Infamous Bay Village Murder: The Sam Sheppard Case Collection

In 2012, William Mason, then Cuyahoga County Prosecutor, designated the Cleveland–Marshall College of Law Library at Cleveland State University as the repository for records and other materials relating to the Dr. Sam Sheppard cases. The materials in the Sam Sheppard Case Collection consist of over 60 boxes of photographs, recordings, and trial exhibits.

Since July 1, 2014, tens of thousands of items from this collection have been downloaded from all 50 states and over 100 countries. Kudos to C|M|Law Library’s Technical Services Department for their continuing hard work in making this collection accessible.
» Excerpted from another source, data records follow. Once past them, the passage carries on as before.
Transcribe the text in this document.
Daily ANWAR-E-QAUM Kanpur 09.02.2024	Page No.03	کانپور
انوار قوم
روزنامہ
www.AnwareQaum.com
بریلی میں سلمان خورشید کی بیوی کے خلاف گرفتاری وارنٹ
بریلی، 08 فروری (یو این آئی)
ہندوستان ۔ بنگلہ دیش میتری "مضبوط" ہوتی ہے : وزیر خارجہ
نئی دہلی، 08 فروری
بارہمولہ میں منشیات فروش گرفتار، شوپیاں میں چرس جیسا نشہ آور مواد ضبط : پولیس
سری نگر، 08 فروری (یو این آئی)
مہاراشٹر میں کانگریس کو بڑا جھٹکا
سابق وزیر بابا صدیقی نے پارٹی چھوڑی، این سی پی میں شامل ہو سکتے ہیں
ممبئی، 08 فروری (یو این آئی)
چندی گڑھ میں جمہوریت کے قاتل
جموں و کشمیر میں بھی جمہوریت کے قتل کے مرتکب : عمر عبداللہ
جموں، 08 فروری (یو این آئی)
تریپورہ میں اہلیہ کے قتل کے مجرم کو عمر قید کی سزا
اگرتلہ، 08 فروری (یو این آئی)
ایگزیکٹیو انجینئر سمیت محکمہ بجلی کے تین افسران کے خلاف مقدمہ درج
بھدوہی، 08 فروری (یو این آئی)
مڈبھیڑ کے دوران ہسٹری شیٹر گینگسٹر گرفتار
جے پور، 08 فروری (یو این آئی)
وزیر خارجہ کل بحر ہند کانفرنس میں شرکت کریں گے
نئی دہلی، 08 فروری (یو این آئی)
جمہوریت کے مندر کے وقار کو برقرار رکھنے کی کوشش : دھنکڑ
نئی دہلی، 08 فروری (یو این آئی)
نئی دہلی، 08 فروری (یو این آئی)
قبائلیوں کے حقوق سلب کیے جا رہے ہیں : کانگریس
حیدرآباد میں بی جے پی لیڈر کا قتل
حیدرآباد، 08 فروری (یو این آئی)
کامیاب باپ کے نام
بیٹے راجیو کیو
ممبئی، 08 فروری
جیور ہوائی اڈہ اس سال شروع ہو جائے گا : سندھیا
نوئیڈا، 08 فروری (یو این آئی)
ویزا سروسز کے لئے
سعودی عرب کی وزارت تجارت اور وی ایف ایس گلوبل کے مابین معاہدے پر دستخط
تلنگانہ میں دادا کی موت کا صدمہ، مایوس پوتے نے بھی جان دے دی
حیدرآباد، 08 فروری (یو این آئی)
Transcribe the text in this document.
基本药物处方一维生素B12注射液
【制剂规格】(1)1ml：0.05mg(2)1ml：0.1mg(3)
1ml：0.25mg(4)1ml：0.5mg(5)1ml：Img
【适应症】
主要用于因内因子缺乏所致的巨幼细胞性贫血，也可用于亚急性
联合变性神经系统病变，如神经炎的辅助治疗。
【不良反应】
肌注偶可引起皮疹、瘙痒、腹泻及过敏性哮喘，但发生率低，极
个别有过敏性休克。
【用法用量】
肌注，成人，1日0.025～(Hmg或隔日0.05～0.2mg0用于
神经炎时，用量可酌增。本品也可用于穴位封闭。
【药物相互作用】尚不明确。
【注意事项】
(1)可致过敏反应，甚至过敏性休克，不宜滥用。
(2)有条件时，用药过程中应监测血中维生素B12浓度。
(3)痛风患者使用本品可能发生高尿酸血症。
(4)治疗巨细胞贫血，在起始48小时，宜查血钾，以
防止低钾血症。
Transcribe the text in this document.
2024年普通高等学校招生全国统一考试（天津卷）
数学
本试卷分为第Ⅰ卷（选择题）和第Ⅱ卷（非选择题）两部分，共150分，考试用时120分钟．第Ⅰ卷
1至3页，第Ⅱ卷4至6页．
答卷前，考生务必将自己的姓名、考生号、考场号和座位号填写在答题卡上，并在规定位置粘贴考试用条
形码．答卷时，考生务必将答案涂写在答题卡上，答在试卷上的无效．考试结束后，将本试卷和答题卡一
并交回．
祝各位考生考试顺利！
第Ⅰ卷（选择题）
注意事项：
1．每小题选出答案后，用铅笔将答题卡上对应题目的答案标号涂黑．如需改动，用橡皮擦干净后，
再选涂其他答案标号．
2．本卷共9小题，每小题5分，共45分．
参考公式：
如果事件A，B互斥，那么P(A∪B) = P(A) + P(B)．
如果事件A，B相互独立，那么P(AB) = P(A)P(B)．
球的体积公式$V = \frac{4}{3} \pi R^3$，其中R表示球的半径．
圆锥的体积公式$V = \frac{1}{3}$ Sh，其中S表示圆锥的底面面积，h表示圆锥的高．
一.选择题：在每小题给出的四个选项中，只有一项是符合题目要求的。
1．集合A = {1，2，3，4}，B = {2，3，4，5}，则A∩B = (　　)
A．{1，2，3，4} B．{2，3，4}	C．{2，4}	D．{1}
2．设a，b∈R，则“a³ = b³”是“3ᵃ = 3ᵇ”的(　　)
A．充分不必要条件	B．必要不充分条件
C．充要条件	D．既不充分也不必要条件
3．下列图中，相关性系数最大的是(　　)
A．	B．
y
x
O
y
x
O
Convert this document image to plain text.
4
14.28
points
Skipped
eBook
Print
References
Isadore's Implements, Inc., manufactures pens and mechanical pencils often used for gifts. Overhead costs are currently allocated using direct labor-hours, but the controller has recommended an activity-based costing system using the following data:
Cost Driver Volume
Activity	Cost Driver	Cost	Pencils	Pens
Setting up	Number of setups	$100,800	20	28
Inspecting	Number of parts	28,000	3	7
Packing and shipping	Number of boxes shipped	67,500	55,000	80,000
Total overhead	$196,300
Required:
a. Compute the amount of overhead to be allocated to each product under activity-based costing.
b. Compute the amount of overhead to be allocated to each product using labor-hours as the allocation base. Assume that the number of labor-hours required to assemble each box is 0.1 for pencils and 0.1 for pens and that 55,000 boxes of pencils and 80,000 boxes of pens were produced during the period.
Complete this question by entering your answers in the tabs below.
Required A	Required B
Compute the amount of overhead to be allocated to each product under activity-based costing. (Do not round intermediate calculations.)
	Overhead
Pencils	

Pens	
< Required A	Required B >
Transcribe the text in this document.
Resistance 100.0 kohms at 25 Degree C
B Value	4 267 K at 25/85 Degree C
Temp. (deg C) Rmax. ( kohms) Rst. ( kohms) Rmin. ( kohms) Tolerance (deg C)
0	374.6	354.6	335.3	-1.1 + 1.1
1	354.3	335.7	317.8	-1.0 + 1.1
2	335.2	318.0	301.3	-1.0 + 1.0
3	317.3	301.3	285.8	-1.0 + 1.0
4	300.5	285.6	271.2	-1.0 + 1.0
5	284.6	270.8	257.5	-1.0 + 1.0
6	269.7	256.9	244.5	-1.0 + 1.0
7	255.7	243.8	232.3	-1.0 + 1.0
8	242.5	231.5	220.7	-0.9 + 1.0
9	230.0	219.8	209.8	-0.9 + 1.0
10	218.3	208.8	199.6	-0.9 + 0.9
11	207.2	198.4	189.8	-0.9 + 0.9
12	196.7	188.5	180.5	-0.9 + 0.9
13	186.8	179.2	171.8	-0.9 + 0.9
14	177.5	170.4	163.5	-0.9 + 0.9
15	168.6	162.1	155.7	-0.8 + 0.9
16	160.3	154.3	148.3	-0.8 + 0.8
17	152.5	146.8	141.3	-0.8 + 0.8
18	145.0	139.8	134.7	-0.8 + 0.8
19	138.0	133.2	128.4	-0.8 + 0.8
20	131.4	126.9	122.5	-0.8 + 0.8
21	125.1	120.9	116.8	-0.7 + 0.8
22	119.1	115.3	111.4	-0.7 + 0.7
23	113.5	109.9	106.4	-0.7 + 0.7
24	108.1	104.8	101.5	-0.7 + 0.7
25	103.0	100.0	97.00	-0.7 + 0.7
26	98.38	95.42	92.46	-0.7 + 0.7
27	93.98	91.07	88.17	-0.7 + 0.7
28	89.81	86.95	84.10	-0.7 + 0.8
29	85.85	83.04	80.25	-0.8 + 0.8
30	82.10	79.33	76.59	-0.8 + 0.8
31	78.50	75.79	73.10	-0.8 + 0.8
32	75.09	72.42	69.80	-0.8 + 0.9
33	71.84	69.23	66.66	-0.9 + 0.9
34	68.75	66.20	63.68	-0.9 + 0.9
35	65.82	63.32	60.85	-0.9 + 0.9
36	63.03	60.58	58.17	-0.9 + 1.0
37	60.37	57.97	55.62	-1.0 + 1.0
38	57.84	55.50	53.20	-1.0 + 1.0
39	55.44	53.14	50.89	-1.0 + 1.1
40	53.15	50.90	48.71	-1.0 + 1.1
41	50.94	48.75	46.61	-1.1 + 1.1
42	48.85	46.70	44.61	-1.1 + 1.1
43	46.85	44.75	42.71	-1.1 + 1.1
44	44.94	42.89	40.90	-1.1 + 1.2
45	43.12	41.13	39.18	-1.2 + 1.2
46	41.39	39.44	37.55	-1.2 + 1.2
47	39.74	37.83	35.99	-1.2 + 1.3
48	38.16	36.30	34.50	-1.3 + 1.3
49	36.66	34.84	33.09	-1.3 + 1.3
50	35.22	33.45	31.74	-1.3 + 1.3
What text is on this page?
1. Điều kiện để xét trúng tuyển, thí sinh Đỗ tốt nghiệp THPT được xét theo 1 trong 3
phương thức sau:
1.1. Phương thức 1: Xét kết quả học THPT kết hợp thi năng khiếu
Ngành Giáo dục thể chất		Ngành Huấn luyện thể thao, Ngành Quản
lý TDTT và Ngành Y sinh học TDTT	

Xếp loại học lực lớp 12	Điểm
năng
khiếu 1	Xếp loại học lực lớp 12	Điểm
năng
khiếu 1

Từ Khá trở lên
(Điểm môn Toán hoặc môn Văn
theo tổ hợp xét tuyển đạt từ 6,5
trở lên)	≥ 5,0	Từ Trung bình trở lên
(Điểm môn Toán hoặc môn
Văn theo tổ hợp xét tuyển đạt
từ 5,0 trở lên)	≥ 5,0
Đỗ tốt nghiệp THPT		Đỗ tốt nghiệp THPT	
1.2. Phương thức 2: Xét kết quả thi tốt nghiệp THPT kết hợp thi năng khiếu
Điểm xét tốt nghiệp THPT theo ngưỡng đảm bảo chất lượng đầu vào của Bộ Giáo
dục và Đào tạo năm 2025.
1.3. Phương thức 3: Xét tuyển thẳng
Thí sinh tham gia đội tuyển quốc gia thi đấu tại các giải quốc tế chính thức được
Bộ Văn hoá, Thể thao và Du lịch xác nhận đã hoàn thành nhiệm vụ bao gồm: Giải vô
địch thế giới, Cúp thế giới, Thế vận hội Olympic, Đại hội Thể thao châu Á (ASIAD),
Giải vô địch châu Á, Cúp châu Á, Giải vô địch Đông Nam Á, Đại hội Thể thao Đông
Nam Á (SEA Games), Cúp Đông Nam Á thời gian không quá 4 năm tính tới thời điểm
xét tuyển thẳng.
Background on the Sheppard cases:

Sam Sheppard, a well-known Cleveland doctor, was convicted in 1954 of the murder of his pregnant wife Marilyn Reese Sheppard at their Bay Village home. He spent almost a decade in prison before a retrial was ordered based on the controversial 1954 trial being dubbed a “media circus.” It drew widespread national attention from the media, creating what the U.S. Supreme Court later described as a “carnival atmosphere” that denied Sheppard his right to due process. As a result, he was acquitted in 1966 and maintained his innocence in the murder until his death in 1970.

In 2000, Sheppard’s son Sam Reese Sheppard, who was 7 years old at the time of his mother’s murder, sued the state of Ohio for his father’s alleged wrongful imprisonment. After a ten-week trial, a civil jury returned the unanimous verdict that Sam Reese Sheppard had failed to prove his father had been wrongfully imprisoned.

An article from Cleveland.com (2015) highlights the law library’s Sam Sheppard Case Collection. The law library’s Director Lauren Collins is quoted throughout the article.